A Etty Hillesum, una admirable mujer, nunca bautizada, pero más cristiana que casi todos los bautizados, le hubiera gustado esta crucificado sin manos de Amozoc. Descubrió a Cristo en el barracón de un campo de concentración nazi, donde ya estaba condenada a muerte. Y descubrió, en el Cristo crucificado, a un Dios impotente, paralizado por el horror de la Shoah. Solamente así pudo brotar de los labios de Etty esta preciosa oración: "Te ayudaré, Dios mío, para que no me abandones, pero no puedo asegurarte nada por anticipado. Sólo una cosa es para mí cada vez más evidente: Que tú no puedes ayudarnos, que debemos ayudarte a ti, y así nos ayudaremos a nosotros mismos".

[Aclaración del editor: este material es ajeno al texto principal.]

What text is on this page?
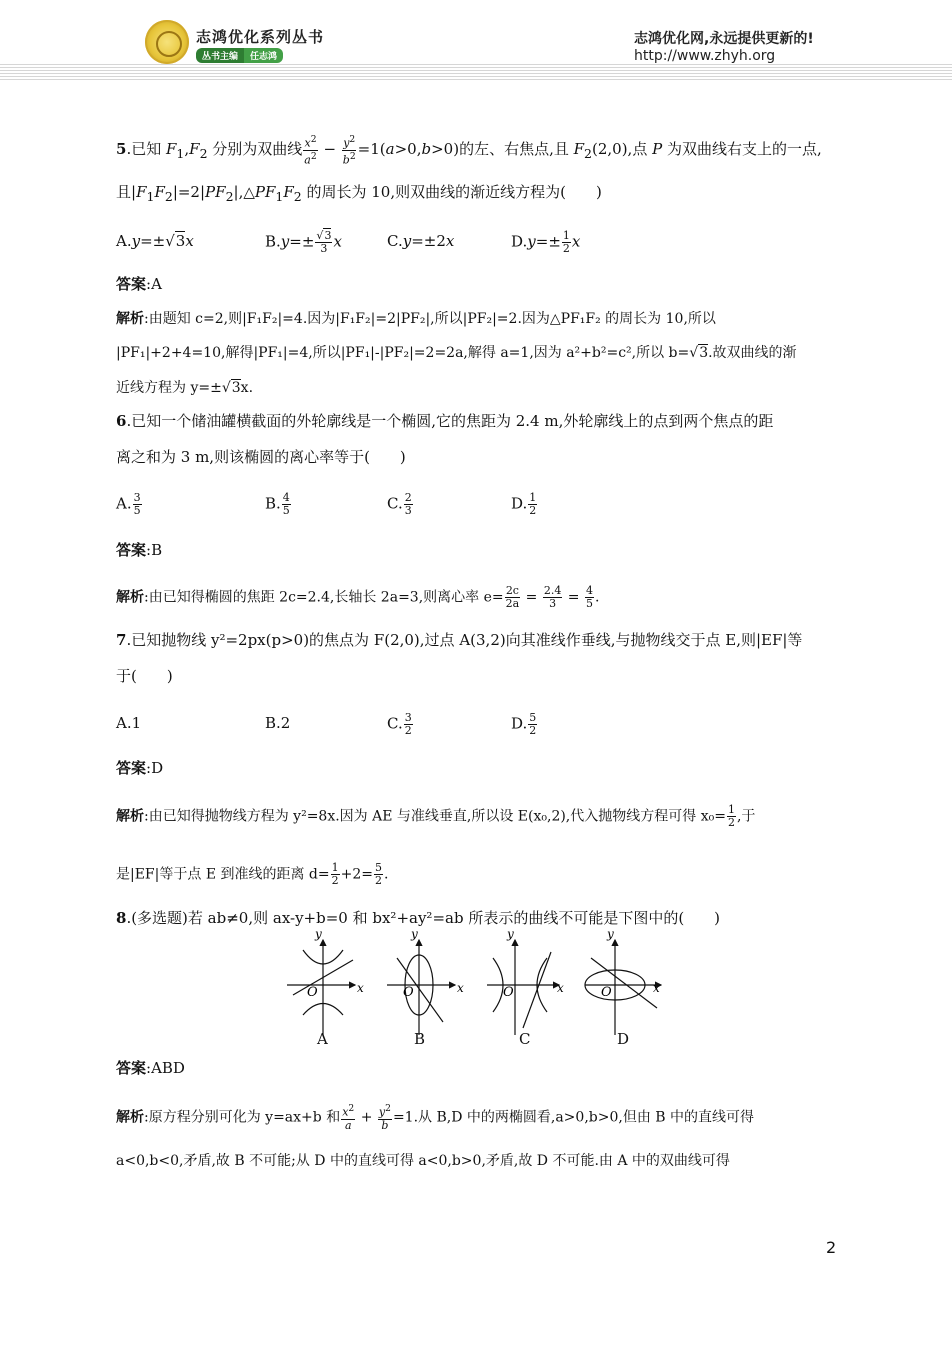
志鸿优化系列丛书
丛书主编 任志鸿
志鸿优化网,永远提供更新的!
http://www.zhyh.org
5.已知 $F_1,F_2$ 分别为双曲线 $\frac{x^2}{a^2} - \frac{y^2}{b^2} =1(a>0,b>0)$的左、右焦点,且 $F_2(2,0)$,点 P 为双曲线右支上的一点,
且$|F_1F_2|=2|PF_2|,\triangle PF_1F_2$ 的周长为 10,则双曲线的渐近线方程为(　　)
A.y=±√3x	$B.y=\pm \frac{√3}{3}$ x	C.y=±2x	$D.y=\pm \frac{1}{2}$ x
答案:A
解析:由题知 c=2,则|F₁F₂|=4.因为|F₁F₂|=2|PF₂|,所以|PF₂|=2.因为△PF₁F₂ 的周长为 10,所以
|PF₁|+2+4=10,解得|PF₁|=4,所以|PF₁|-|PF₂|=2=2a,解得 a=1,因为 a²+b²=c²,所以 b=√3.故双曲线的渐
近线方程为 y=±√3x.
6.已知一个储油罐横截面的外轮廓线是一个椭圆,它的焦距为 2.4 m,外轮廓线上的点到两个焦点的距
离之和为 3 m,则该椭圆的离心率等于(　　)
A. $\frac{3}{5}$	B. $\frac{4}{5}$	C. $\frac{2}{3}$	D. $\frac{1}{2}$
答案:B
解析:由已知得椭圆的焦距 2c=2.4,长轴长 2a=3,则离心率 $e= \frac{2c}{2a} = \frac{2.4}{3} = \frac{4}{5}$ .
7.已知抛物线 y²=2px(p>0)的焦点为 F(2,0),过点 A(3,2)向其准线作垂线,与抛物线交于点 E,则|EF|等
于(　　)
A.1	B.2	C. $\frac{3}{2}$	D. $\frac{5}{2}$
答案:D
解析:由已知得抛物线方程为 y²=8x.因为 AE 与准线垂直,所以设 E(x₀,2),代入抛物线方程可得 $x_0= \frac{1}{2}$ ,于
是|EF|等于点 E 到准线的距离 $d= \frac{1}{2} +2= \frac{5}{2}$ .
8.(多选题)若 ab≠0,则 ax-y+b=0 和 bx²+ay²=ab 所表示的曲线不可能是下图中的(　　)
y
x
O
y
x
O
y
x
O
y
x
O
A	B	C	D
答案:ABD
解析:原方程分别可化为 y=ax+b 和 $\frac{x^2}{a} + \frac{y^2}{b} =1$.从 B,D 中的两椭圆看,a>0,b>0,但由 B 中的直线可得
a<0,b<0,矛盾,故 B 不可能;从 D 中的直线可得 a<0,b>0,矛盾,故 D 不可能.由 A 中的双曲线可得
2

Desde entonces el Cristo de nuestras manos preside la
capilla de Amozoc. Y a él vienen a rezar gentes de alrededor: se postran ante
él, le hablan, le traen flores, le rezan. Y prometen ser las manos caritativas
de un Cristo que carece de ellas.
Puentes: 25 años de una corriente solidaria. Ciudad de México y Amozoc - México, 2010.